Similar to SQL performance Spark SQL performance also depends on several factors. Hardware resources like the size of your compute resources, network bandwidth and your data model, application design, query construction etc. Data model is the most critical factor among all non-hardware related factors. Initially, I wanted to blog about the data modeling aspects of optimization. However, I’ve decided to write about Spark-SQL inner workings as they are the core foundation behind efficient data modeling when using Spark-SQL.
I have used Datastax Enterprise 4.8 version for writing this article. DSE 4.8 comes with Spark 1.4.x and Cassandra 2.1.x. Although I’m explaining Spark-SQL from Cassandra data source perspective, similar concepts can be applied to other data sources supported by Spark SQL.
In order to optimize Spark SQL for high performance we first need to understand how Spark SQL is executed by Spark catalyst optimizer.
Let’s use below example Spark SQL statement.
Spark creates a plan similar to below.
Spark plan can be divided into 3 phases.
Phase 1: Read data from individual tables.
Phase 2: Join tables
Phase 3: Aggregation.
Below is the hypothetical execution timeline for each phase.
Optimization Rule #1: Include predicates for all tables in Spark SQL query.
Spark SQL tries to optimize tasks for parallel execution. First, it will break join statements into individual table SQL statements. It will read all tables in parallel.
Total time spent in read phase = Max read time taken by a single table.
Here is why you need to include predicates against all tables. In normal SQL against relational database we provide predicates against only on table. Usually, on the smaller tables. RDBMS would know you to leverage filtered data from smaller table to efficiently read other tables. If you write similar query in Spark SQL, spark will create individual table SELECT statements like below during read phase.
This means only table T1 will get filtered data from its data source (Cassandra in this case) into spark memory. All other tables will become full table scans. Full table scans are bad for performance in Spark.
In order to achieve high read performance we have to write spark SQL like below.
Spark will have better read performance when data is filtered at data source.
However, just adding any predicates against Cassandra table columns will guarantee that data will be filtered at Cassandra data source. There are certain predicate pushdown rules apply to Spark-SQL. These rules depend on the data source behind each table. I will be covering Cassandra predicate pushdown rules in a separate post.
Optimization Rule #2: Minimize number of spark tasks in scan/read phase
Spark plan creates multiple stages in read phase to read each table. There is a separate stage for each table. The number of tasks in each stage depends on the number of data partitions spark has to read into memory. By having efficient partitioning strategy on tables and utilizing proper predicates against partitions you can minimize the number of tasks in read stage.

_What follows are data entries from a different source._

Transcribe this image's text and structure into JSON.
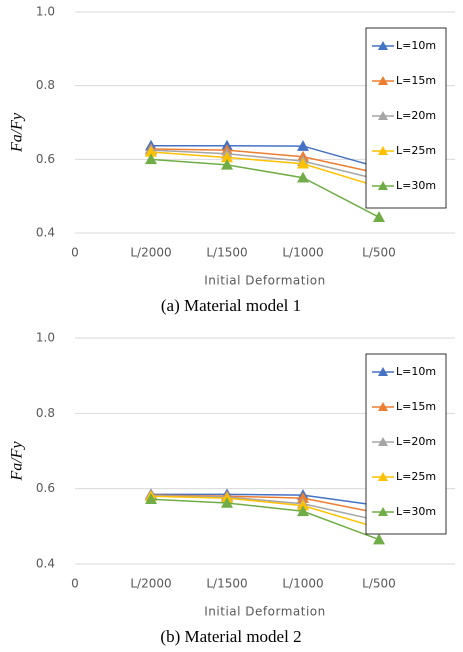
{
  "chart_data": [
    {
      "type": "line",
      "caption": "(a) Material model 1",
      "x_label": "Initial Deformation",
      "y_label": "Fa/Fy",
      "categories": [
        "0",
        "L/2000",
        "L/1500",
        "L/1000",
        "L/500",
        null
      ],
      "ylim": [
        0.4,
        1
      ],
      "yticks": [
        0.4,
        0.6,
        0.8,
        {
          "value": 1,
          "label": "1.0"
        }
      ],
      "grid": true,
      "legend": "upper right",
      "series": [
        {
          "name": "L=10m",
          "color": "#4472c4",
          "values": [
            null,
            0.637,
            0.637,
            0.636,
            0.578,
            null
          ]
        },
        {
          "name": "L=15m",
          "color": "#ed7d31",
          "values": [
            null,
            0.628,
            0.625,
            0.607,
            0.562,
            null
          ]
        },
        {
          "name": "L=20m",
          "color": "#a5a5a5",
          "values": [
            null,
            0.625,
            0.615,
            0.595,
            0.545,
            null
          ]
        },
        {
          "name": "L=25m",
          "color": "#ffc000",
          "values": [
            null,
            0.62,
            0.605,
            0.588,
            0.525,
            null
          ]
        },
        {
          "name": "L=30m",
          "color": "#70ad47",
          "values": [
            null,
            0.6,
            0.585,
            0.55,
            0.443,
            null
          ]
        }
      ]
    },
    {
      "type": "line",
      "caption": "(b) Material model 2",
      "x_label": "Initial Deformation",
      "y_label": "Fa/Fy",
      "categories": [
        "0",
        "L/2000",
        "L/1500",
        "L/1000",
        "L/500",
        null
      ],
      "ylim": [
        0.4,
        1
      ],
      "yticks": [
        0.4,
        0.6,
        0.8,
        {
          "value": 1,
          "label": "1.0"
        }
      ],
      "grid": true,
      "legend": "upper right",
      "series": [
        {
          "name": "L=10m",
          "color": "#4472c4",
          "values": [
            null,
            0.585,
            0.585,
            0.583,
            0.555,
            null
          ]
        },
        {
          "name": "L=15m",
          "color": "#ed7d31",
          "values": [
            null,
            0.583,
            0.58,
            0.575,
            0.535,
            null
          ]
        },
        {
          "name": "L=20m",
          "color": "#a5a5a5",
          "values": [
            null,
            0.582,
            0.578,
            0.56,
            0.515,
            null
          ]
        },
        {
          "name": "L=25m",
          "color": "#ffc000",
          "values": [
            null,
            0.58,
            0.575,
            0.555,
            0.495,
            null
          ]
        },
        {
          "name": "L=30m",
          "color": "#70ad47",
          "values": [
            null,
            0.572,
            0.562,
            0.54,
            0.465,
            null
          ]
        }
      ]
    }
  ]
}
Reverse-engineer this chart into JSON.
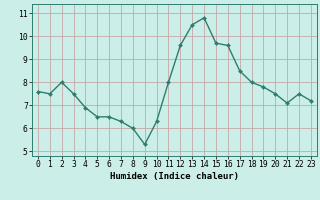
{
  "x": [
    0,
    1,
    2,
    3,
    4,
    5,
    6,
    7,
    8,
    9,
    10,
    11,
    12,
    13,
    14,
    15,
    16,
    17,
    18,
    19,
    20,
    21,
    22,
    23
  ],
  "y": [
    7.6,
    7.5,
    8.0,
    7.5,
    6.9,
    6.5,
    6.5,
    6.3,
    6.0,
    5.3,
    6.3,
    8.0,
    9.6,
    10.5,
    10.8,
    9.7,
    9.6,
    8.5,
    8.0,
    7.8,
    7.5,
    7.1,
    7.5,
    7.2
  ],
  "line_color": "#2e7d6e",
  "marker": "D",
  "marker_size": 2.0,
  "bg_color": "#cceee8",
  "grid_color": "#c4a8a8",
  "xlabel": "Humidex (Indice chaleur)",
  "ylim": [
    4.8,
    11.4
  ],
  "xlim": [
    -0.5,
    23.5
  ],
  "yticks": [
    5,
    6,
    7,
    8,
    9,
    10,
    11
  ],
  "xticks": [
    0,
    1,
    2,
    3,
    4,
    5,
    6,
    7,
    8,
    9,
    10,
    11,
    12,
    13,
    14,
    15,
    16,
    17,
    18,
    19,
    20,
    21,
    22,
    23
  ],
  "xlabel_fontsize": 6.5,
  "tick_fontsize": 5.8,
  "line_width": 1.0
}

For example, Single partition scans using = operator will create fewer tasks than multi-partition scans using “IN” operator.
Optimization Rule #3: Order of tables in FROM clause matters. Keep the table with the largest size at the top.
Spark table is based on Dataframe which is based on RDD. In simple terms, RDD is a distribute collection. Spark SQL JOIN operation is very similar to fold left operation on a collection.
This post is not about Scala or functional programming concepts. However, it helps to know how fold left operation works on a collection. Refer to below link for the explanation of fold left. http://alvinalexander.com/scala/how-to-walk-scala-collections-reduceleft-foldright-cookbook
As you can see in the picture of Spark plan JOIN operation requires shuffling data from second table executors to first table executors to perform JOIN operation. Shuffle is very expensive operation on IO & CPU. This operation is repeated until all tables to the right are merged with the result on the left.
By keeping the table with largest data size in join operation at the top you are avoiding shuffling largest data.
Optimization Rule #4: Keep consistent partitioning strategy across JOINing tables
By having common partition keys it makes it easier to write queries with filters that can be applied across many of the joining tables.
Optimization Rule #5: Minimize the number of tables in JOIN.
As you can see in the timeline of the plan picture, reads are parallel operations. However, JOINs are sequential steps. That means every join step adds to the timeline of the total execution of the query.
Use proper denormalization techniques to reduce the number of tables in your data model.